Fifth cycle of events in UGM

WOMARTS

Artist Talks with EKO 8 Artists / Wom@rts Masterclass
Tuesday + Wednesday, 13 July + 14 July 2021, 11:00-13:00
Online: YouTube + Facebook

 

Day 1 (Youtube, Facebook)
Tuesday, 13 July 2021, 11:00-12:00:
Emilija Škarnulytė in conversation with Alessandro Vincentelli
Tuesday, 13 July 2021, 12:00-13:00:
Nina Slejko Blom & Conny Blom in conversation with Alessandro Vincentelli

 

Day 2 (Youtube, Facebook)
Wednesday, 14 July, 2021, 11:00-12:00:
Laura Harrington in conversation with Alessandro Vincentelli
Wednesday, 14 July 2021, 12:00-13:00:
Danae Stratou in conversation with Alessandro Vincentelli

 

UGM organised four dynamic conversations with extraordinary and innovative artists from the selection of their EKO 8 Triennial, which took place online. Emilija Škarnulytė, Nina Slejko Blom & Conny Blom, Laura Harrington and Danae Stratou presented selected art projects and talked about the concepts, ideas and visions of their artistic practices in a conversation with the curator of the Triennial, Alessandro Vincentelli.

 

Presenting the artists:

Emilija Škarnulytė (b. 1987, Lithuania) is an artist and filmmaker. Working between documentary and the imaginary, Škarnulytė makes films and immersive installations exploring deep time and invisible structures, from the cosmic and geologic to the ecological and political. Her blind grandmother gently touches the weathered statue of a Soviet dictator. Neutrino detectors and particular colliders measure the cosmos with otherworldly architecture. Post-human species swim through submarine tunnels above the Arctic Circle and crawl through tectonic fault lines in the Middle Eastern desert.
Winner of the 2019 Future Generation Art Prize, Škarnulytė represented Lithuania at the XXII Triennale di Milano and was included in the Baltic Pavilion at the 2018 Venice Biennale of Architecture. Her films are at IFA, Kadist Foundation and Centre Pompidou collections and have been screened at the Serpentine Gallery, UK, the Centre Pompidou, France and in numerous film festivals including in Rotterdam, Busan, and Oberhausen. She received an undergraduate degree from the Brera Academy of Art in Milan and holds a masters from the Tromsø Academy of Contemporary Art, Norway. She is a founder of Polar Film Lab, a collective for analogue film practice located in Tromsø, Norway and is a member of artist duo New Mineral Collective, recently commissioned for a new work by the First Toronto Biennial.

 

Nina Slejko Blom (b. 1982, Slovenia) is contemporary artist, curator and educator based in Sweden. She is a post studio artist, often examining the art world and its institutions, and various other power structures in her work. Working both separately and in a team, she has made over 250 exhibitions at relevant institutions around the world. Member of artist collectives Pektin and Klara Sax.
Parallel with her artistic practice she runs (together with Conny Blom) Conceptual Art Centre Bukovje/Landskrona, a budgetless non-profit exhibition platform whose program includes both up and coming artists as well as established names like Gillian Wearing, Jeremy Deller, Roni Horn and Trevor Paglen. In 2017 they published CAB – Conceptual Art Book with financial help from conceptual art legend Joseph Kosuth. Most recently she though at the Umeå Art Academy, and was one of the jurors as well as mentors for the Landskrona Foto residency program.

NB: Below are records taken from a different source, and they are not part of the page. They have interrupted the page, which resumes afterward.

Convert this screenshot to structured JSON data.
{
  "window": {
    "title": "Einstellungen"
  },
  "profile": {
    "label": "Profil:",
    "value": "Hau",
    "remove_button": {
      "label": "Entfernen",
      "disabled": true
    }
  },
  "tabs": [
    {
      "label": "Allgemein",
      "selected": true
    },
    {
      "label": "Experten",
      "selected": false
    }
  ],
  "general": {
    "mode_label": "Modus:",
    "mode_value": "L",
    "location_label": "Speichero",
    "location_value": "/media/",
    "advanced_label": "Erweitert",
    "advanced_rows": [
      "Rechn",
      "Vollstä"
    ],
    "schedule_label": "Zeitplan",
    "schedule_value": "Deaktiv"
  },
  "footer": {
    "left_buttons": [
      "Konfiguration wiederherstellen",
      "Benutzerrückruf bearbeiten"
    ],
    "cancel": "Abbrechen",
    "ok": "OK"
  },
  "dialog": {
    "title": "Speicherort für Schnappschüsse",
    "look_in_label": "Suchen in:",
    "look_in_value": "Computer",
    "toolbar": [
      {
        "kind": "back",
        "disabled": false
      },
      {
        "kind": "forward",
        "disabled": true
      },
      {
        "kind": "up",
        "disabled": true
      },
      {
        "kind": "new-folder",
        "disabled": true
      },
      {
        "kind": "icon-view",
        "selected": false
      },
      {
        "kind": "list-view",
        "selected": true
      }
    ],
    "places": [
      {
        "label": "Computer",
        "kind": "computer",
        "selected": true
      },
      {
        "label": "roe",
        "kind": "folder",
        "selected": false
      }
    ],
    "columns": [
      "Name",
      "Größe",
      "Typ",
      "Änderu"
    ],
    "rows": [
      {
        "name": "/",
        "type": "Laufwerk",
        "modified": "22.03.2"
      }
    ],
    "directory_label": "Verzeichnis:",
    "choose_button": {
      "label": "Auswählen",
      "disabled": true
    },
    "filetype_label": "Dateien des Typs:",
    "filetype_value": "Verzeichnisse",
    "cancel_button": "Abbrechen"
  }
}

Conny Blom (b. 1974, Sweden) is living and working in Sweden and Slovenia. In his artistic practice Blom works in many different media and frequently examines hierarchies and reveals alternative readings by remediating pre-existing material. Censorship and copyright are two topics that he has often returned to through the years. Working both separately and in a team with Nina Slejko Blom, he has made over 250 exhibitions at relevant institutions around the world. He and Nina Slejko Blom run Conceptual Art Centre Bukovje/Landskrona.

 

Laura Harrington (b. 1980, Wales) is an artist, researcher and creative producer living and working in the North East of England, UK. Her work explores the complex relations between humans and particular landscapes, often in interdisciplinary research and collaborative ways. Situated between art, science and philosophy her practice of film-making, installation, drawing, fieldwork and listening seeks to create works that centre on an idea of upstream consciousness, an ethos for engaging with the world that draws on upland ecologies to think about various relations and connections. She received her BA from Northumbria University, UK and was affiliated with Durham University through a Leverhulme Artist residency in 2014, where she developed an interest in the field of geomorphology and peatland ecologies. She has been supported through a range of international residencies and commissions funded by arts councils, foundations, cultural and academic institutions, regional arts organisation and environmental agencies. Recent exhibitions and residencies include EKO8 (Slovenia), MIMA (Middlesbrough Institute of Modern Art, UK), Projections (Tyneside Cinema, UK), UNIDEE/Cittadellarte, (Biella, Italy), Hangmen Projects (Stockholm), HIAP (Helsinki International Arts Programme, Finland), Durham University (Leverhulme), Invisible Dust, UK, Woodhorn Museum, UK, BALTIC 39, UK, VARC, UK and AV Festival 12, UK. She is a current practice-based PhD candidate with BxNU at Northumbria University.

 

Danae Stratou (b. Greece) uses a minimal, geometric visual language and engages in contemporary issues such as immigration, life in contemporary cities, the growth of population, the relation to the environment as well as political and social tensions worldwide. Her work consists of large-scale installations and audio-visual environments. She uses various media ranging from digital and audio technology, video, photography as well as metal or natural materials.
Representative of her work are projects such as: Desert Breath (1997), one of the largest land art installations worldwide located in the Sahara Desert, The River of Life (2004), a video installation recording the flow and rhythm of the world’s seven largest rivers, and Cut – 7 Dividing Lines (2007), a photographic installation that investigates the connections between politically or religiously divided parts of the world, Upon the Earth Under the Clouds (2017), her largest site-specific installation in Greece conceived for the Old Mill and the ancient city of Eleusis. Using water and soil as its core materials and 1000 hand-made ceramic pots. She has exhibited widely, including in the 48th Venice Biennale, Italy (1999), the 1st Valencia Biennale, Spain (2001), La Verriere, (Fondation D’ Enterprise Hermes) -Solo Show, Belgium (2010), Istanbul – Culture Capital of Europe 2010 International Program, Turkey (2010), the Adelaide International Festival 2012: Restless, Australia (2012). In 2010 she initiated and co-founded the non-profit organization Vital Space, a global, interdisciplinary, cross-media art platform addressing the pressing issues of our time.